Idemitsu admits link to spying

MINING company Idemitsu Australia Resources has admitted to being linked to the companies accused of hiring spies to infiltrate protesters opposed to the expansion of coal mining in New South Wales.

Sadie Davidson

The admission comes just days after Fairfax Media revealed the failed operation.

Fairfax alleged the Centre for Intelligence and Risk Management was responsible for the infiltration, which saw former military and intelligence officers act as anti-coal activists in order to send field reports back to CIRM.

It has since come to light that CIRM was working for C5 Management Solutions and Strongs Security Services, the same two firms Idemitsu uses for security at its Boggabri mine.

C5 Management Solutions reportedly oversaw the hiring of the private intelligence operatives, requiring them to sign non-disclosure agreements before they infiltrated the group of anti-coal protestors.

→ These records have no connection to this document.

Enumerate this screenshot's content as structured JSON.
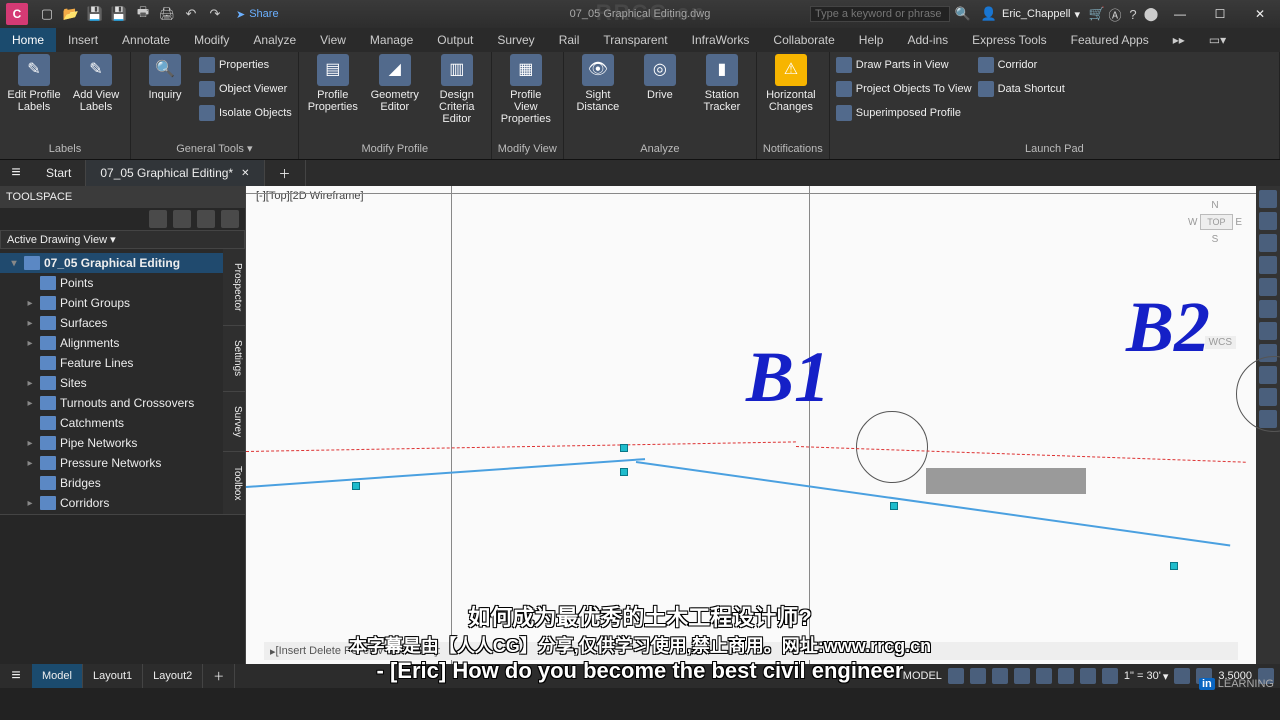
{
  "title_bar": {
    "doc": "07_05 Graphical Editing.dwg",
    "share": "Share",
    "search_placeholder": "Type a keyword or phrase",
    "user": "Eric_Chappell"
  },
  "menu_tabs": [
    "Home",
    "Insert",
    "Annotate",
    "Modify",
    "Analyze",
    "View",
    "Manage",
    "Output",
    "Survey",
    "Rail",
    "Transparent",
    "InfraWorks",
    "Collaborate",
    "Help",
    "Add-ins",
    "Express Tools",
    "Featured Apps"
  ],
  "ribbon": {
    "panels": [
      {
        "title": "Labels",
        "big": [
          {
            "l1": "Edit Profile",
            "l2": "Labels"
          },
          {
            "l1": "Add View",
            "l2": "Labels"
          }
        ],
        "small": []
      },
      {
        "title": "General Tools ▾",
        "big": [
          {
            "l1": "Inquiry",
            "l2": ""
          }
        ],
        "small": [
          "Properties",
          "Object Viewer",
          "Isolate Objects"
        ]
      },
      {
        "title": "Modify Profile",
        "big": [
          {
            "l1": "Profile",
            "l2": "Properties"
          },
          {
            "l1": "Geometry",
            "l2": "Editor"
          },
          {
            "l1": "Design Criteria",
            "l2": "Editor"
          }
        ],
        "small": []
      },
      {
        "title": "Modify View",
        "big": [
          {
            "l1": "Profile View",
            "l2": "Properties"
          }
        ],
        "small": []
      },
      {
        "title": "Analyze",
        "big": [
          {
            "l1": "Sight Distance",
            "l2": ""
          },
          {
            "l1": "Drive",
            "l2": ""
          },
          {
            "l1": "Station",
            "l2": "Tracker"
          }
        ],
        "small": []
      },
      {
        "title": "Notifications",
        "big": [
          {
            "l1": "Horizontal",
            "l2": "Changes"
          }
        ],
        "small": []
      },
      {
        "title": "Launch Pad",
        "big": [],
        "small": [
          "Draw Parts in View",
          "Project Objects To View",
          "Superimposed Profile"
        ],
        "small2": [
          "Corridor",
          "Data Shortcut"
        ]
      }
    ]
  },
  "doc_tabs": {
    "start": "Start",
    "active": "07_05 Graphical Editing*"
  },
  "toolspace": {
    "header": "TOOLSPACE",
    "view_label": "Active Drawing View",
    "root": "07_05 Graphical Editing",
    "nodes": [
      "Points",
      "Point Groups",
      "Surfaces",
      "Alignments",
      "Feature Lines",
      "Sites",
      "Turnouts and Crossovers",
      "Catchments",
      "Pipe Networks",
      "Pressure Networks",
      "Bridges",
      "Corridors"
    ],
    "side_tabs": [
      "Prospector",
      "Settings",
      "Survey",
      "Toolbox"
    ]
  },
  "viewport": {
    "label": "[-][Top][2D Wireframe]",
    "compass": {
      "n": "N",
      "s": "S",
      "e": "E",
      "w": "W",
      "top": "TOP",
      "wcs": "WCS"
    },
    "annot": {
      "b1": "B1",
      "b2": "B2"
    },
    "cmd_prompt": "[Insert Delete FG-elev Undo eXit]:"
  },
  "statusbar": {
    "tabs": [
      "Model",
      "Layout1",
      "Layout2"
    ],
    "scale": "1\" = 30'",
    "zoom": "3.5000",
    "mode": "MODEL"
  },
  "overlay": {
    "line1": "如何成为最优秀的土木工程设计师?",
    "line2": "本字幕是由【人人CG】分享,仅供学习使用,禁止商用。网址:www.rrcg.cn",
    "line3": "- [Eric] How do you become the best civil engineer",
    "watermark": "RRCG.cn",
    "li": "LEARNING"
  }
}
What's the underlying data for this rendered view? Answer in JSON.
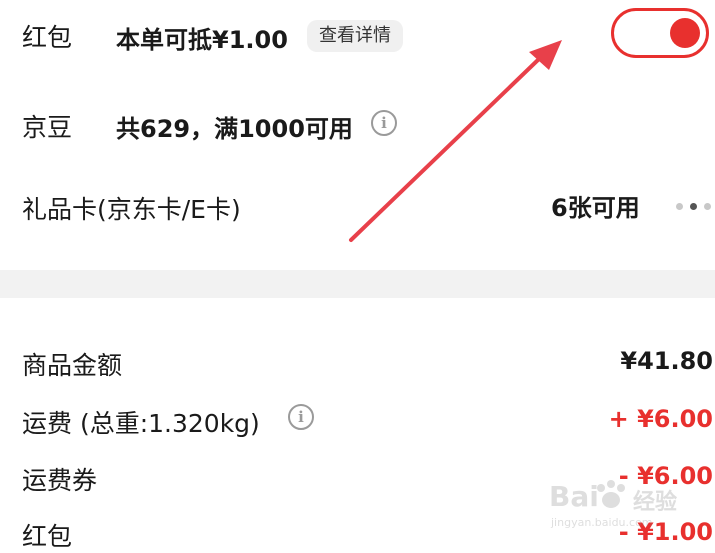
{
  "payment": {
    "hongbao": {
      "label": "红包",
      "desc": "本单可抵¥1.00",
      "detail_button": "查看详情",
      "toggle_on": true
    },
    "jingdou": {
      "label": "京豆",
      "desc": "共629，满1000可用",
      "info_icon": "i"
    },
    "giftcard": {
      "label": "礼品卡(京东卡/E卡)",
      "available": "6张可用"
    }
  },
  "summary": {
    "goods": {
      "label": "商品金额",
      "value": "¥41.80"
    },
    "freight": {
      "label": "运费 (总重:1.320kg)",
      "value": "+ ¥6.00",
      "info_icon": "i"
    },
    "freight_coupon": {
      "label": "运费券",
      "value": "- ¥6.00"
    },
    "hongbao": {
      "label": "红包",
      "value": "- ¥1.00"
    }
  },
  "watermark": {
    "brand": "Bai",
    "brand_cn": "经验",
    "site": "jingyan.baidu.com"
  },
  "colors": {
    "accent": "#e8302e",
    "annotation_arrow": "#e8404a",
    "text": "#1a1a1a",
    "muted": "#9a9a9a",
    "gap": "#f2f2f2"
  }
}
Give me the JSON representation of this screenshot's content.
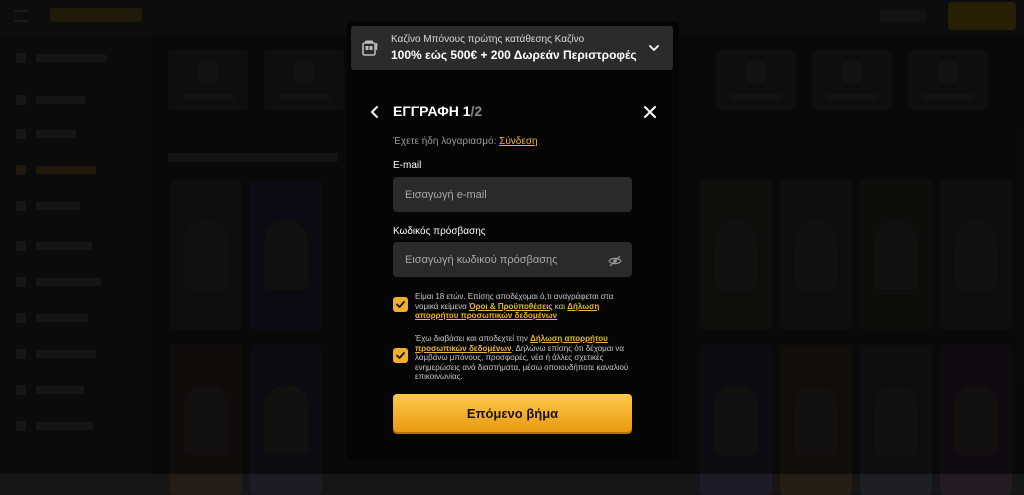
{
  "promo": {
    "subtitle": "Καζίνο Μπόνους πρώτης κατάθεσης Καζίνο",
    "title": "100% εώς 500€ + 200 Δωρεάν Περιστροφές"
  },
  "header": {
    "title": "ΕΓΓΡΑΦΗ",
    "step_current": "1",
    "step_total": "/2"
  },
  "account": {
    "prompt": "Έχετε ήδη λογαριασμό:",
    "login_link": "Σύνδεση"
  },
  "form": {
    "email_label": "E-mail",
    "email_placeholder": "Εισαγωγή e-mail",
    "email_value": "",
    "password_label": "Κωδικός πρόσβασης",
    "password_placeholder": "Εισαγωγή κωδικού πρόσβασης",
    "password_value": ""
  },
  "consents": [
    {
      "checked": true,
      "text_before": "Είμαι 18 ετών. Επίσης αποδέχομαι ό,τι αναγράφεται στα νομικά κείμενα ",
      "link1": "Όροι & Προϋποθέσεις",
      "text_middle": " και ",
      "link2": "Δήλωση απορρήτου προσωπικών δεδομένων"
    },
    {
      "checked": true,
      "text_before": "Έχω διαβάσει και αποδεχτεί την ",
      "link1": "Δήλωση απορρήτου προσωπικών δεδομένων",
      "text_after": ". Δηλώνω επίσης ότι δέχομαι να λαμβάνω μπόνους, προσφορές, νέα ή άλλες σχετικές ενημερώσεις ανά διαστήματα, μέσω οποιουδήποτε καναλιού επικοινωνίας."
    }
  ],
  "next_button_label": "Επόμενο βήμα",
  "colors": {
    "accent": "#f3b233",
    "button_top": "#ffc94a",
    "button_bottom": "#e89a12",
    "modal_bg": "#050505",
    "input_bg": "#2a2a2a"
  },
  "icons": {
    "promo": "slot-machine-icon",
    "promo_toggle": "chevron-down-icon",
    "back": "chevron-left-icon",
    "close": "close-icon",
    "password_visibility": "eye-slash-icon",
    "checkbox": "check-icon"
  }
}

“Idemitsu has contracted Strongs Security and C5 Management Solutions to provide security services and advice," Idemitsu chief operating officer Rod Bridges told The Sydney Morning Herald.

According to the statement released by the company: “Both contracts require that these firms will carry out their services pursuant to the law and all applicable regulations”

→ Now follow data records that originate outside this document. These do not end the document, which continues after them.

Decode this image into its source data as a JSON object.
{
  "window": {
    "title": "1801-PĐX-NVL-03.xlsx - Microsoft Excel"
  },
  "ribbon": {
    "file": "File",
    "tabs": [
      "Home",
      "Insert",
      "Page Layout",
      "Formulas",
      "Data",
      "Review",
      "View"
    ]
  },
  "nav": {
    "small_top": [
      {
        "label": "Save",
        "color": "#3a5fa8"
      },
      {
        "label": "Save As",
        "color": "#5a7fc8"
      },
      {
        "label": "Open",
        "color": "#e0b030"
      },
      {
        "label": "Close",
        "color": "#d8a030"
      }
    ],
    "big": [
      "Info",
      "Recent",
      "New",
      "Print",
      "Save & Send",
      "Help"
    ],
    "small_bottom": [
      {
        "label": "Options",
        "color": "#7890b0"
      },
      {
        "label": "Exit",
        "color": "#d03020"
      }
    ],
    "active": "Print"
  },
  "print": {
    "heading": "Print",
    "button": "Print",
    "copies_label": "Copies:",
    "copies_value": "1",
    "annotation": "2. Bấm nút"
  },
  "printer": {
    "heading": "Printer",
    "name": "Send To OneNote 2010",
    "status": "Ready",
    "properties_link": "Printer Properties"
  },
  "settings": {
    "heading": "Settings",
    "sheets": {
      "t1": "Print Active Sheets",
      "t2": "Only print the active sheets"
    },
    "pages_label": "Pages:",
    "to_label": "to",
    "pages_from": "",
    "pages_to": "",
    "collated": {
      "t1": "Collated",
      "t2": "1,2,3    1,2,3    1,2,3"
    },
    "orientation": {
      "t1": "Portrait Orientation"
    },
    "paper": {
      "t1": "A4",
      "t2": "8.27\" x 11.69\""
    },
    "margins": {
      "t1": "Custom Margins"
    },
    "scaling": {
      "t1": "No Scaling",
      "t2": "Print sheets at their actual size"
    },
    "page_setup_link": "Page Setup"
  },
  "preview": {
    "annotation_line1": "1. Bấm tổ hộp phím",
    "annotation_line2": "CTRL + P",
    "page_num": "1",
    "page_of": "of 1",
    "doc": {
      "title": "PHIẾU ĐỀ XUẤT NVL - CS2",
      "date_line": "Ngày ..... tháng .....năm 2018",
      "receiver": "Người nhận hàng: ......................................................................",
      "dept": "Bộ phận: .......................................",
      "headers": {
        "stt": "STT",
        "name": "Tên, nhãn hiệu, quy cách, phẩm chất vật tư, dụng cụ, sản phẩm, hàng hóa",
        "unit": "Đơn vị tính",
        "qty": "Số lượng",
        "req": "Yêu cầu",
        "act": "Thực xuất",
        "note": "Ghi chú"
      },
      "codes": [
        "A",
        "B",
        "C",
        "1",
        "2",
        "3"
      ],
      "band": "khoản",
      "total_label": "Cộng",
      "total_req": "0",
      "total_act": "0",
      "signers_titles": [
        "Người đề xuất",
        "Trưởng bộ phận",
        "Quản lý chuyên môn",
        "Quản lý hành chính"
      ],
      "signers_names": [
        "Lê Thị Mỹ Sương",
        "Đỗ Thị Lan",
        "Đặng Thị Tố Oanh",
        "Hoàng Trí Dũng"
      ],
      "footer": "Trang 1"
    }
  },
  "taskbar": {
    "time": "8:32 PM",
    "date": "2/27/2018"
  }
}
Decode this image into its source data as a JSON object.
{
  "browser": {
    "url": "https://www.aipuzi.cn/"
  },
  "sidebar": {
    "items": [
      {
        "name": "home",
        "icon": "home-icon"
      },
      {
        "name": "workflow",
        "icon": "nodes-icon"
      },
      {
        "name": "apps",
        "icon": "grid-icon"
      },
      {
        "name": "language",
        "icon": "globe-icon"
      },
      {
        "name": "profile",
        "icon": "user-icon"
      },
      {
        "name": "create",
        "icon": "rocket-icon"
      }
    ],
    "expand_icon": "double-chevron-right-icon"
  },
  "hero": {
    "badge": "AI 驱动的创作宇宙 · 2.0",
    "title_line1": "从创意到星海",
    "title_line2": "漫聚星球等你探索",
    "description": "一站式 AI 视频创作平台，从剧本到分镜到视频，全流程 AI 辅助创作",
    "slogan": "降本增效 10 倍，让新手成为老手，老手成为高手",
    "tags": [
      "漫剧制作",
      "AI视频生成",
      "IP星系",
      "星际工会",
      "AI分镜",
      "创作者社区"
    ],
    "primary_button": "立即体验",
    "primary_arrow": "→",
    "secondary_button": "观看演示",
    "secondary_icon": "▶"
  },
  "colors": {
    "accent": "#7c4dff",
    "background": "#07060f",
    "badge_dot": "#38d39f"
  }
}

Bridges insisted he simply “did not ask questions” as to where the security companies were getting their information from.

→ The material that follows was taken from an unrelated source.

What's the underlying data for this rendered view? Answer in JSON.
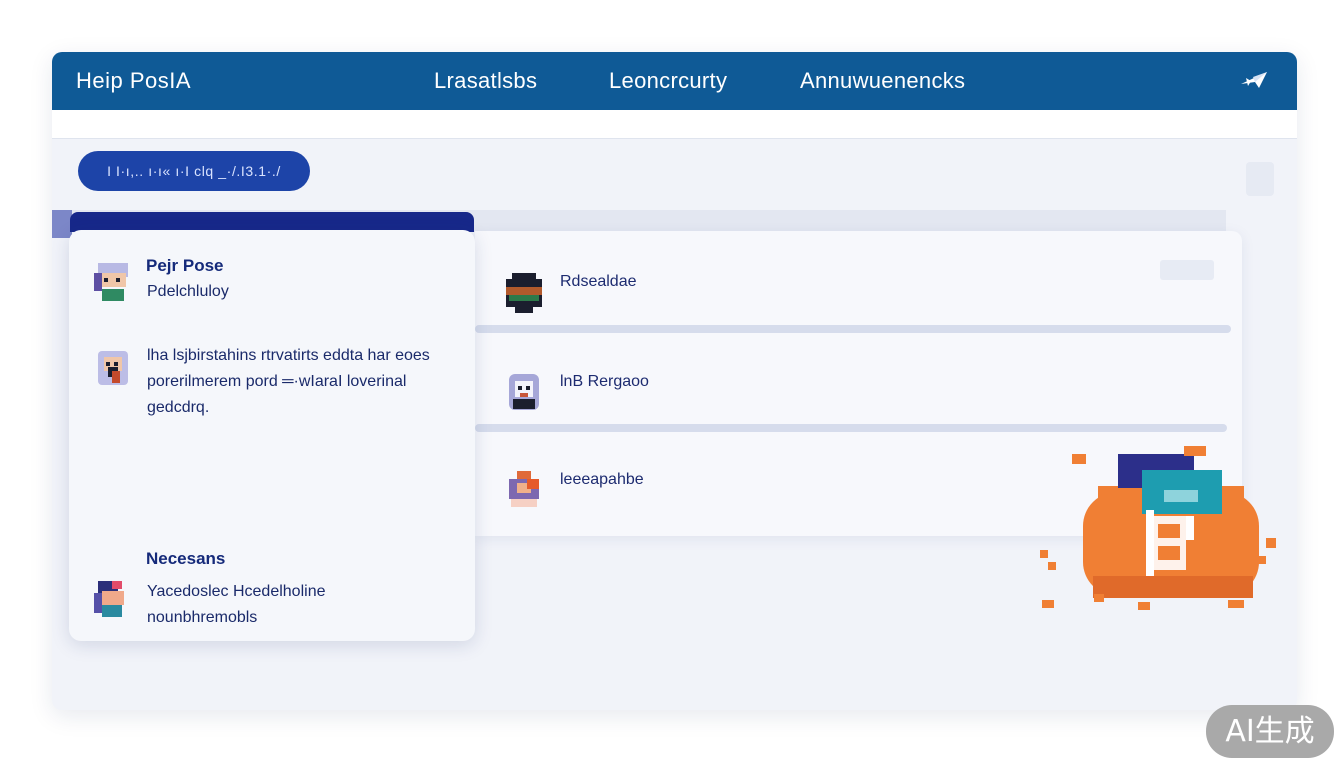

He told Fairfax he had little knowledge of Strongs Security despite awarding it the security contract only six months ago, though he believed it was headed by an "ex-French foreign legionnaire".

He added that he was not aware the security companies were contracting spies.

"I was pretty shocked by what I saw in the newspaper," he told reporters.

Bridges attempted to turn attention towards the protestors, pointing to the "increasingly aggressive and dangerous" actions of activists, known as the Leard Forest Alliance, which required high level security.

"These people have a right to their viewpoint. They do not have a right to break the law and put personal safety at risk for the sake of publicity and to interrupt a legitimate business,” he said.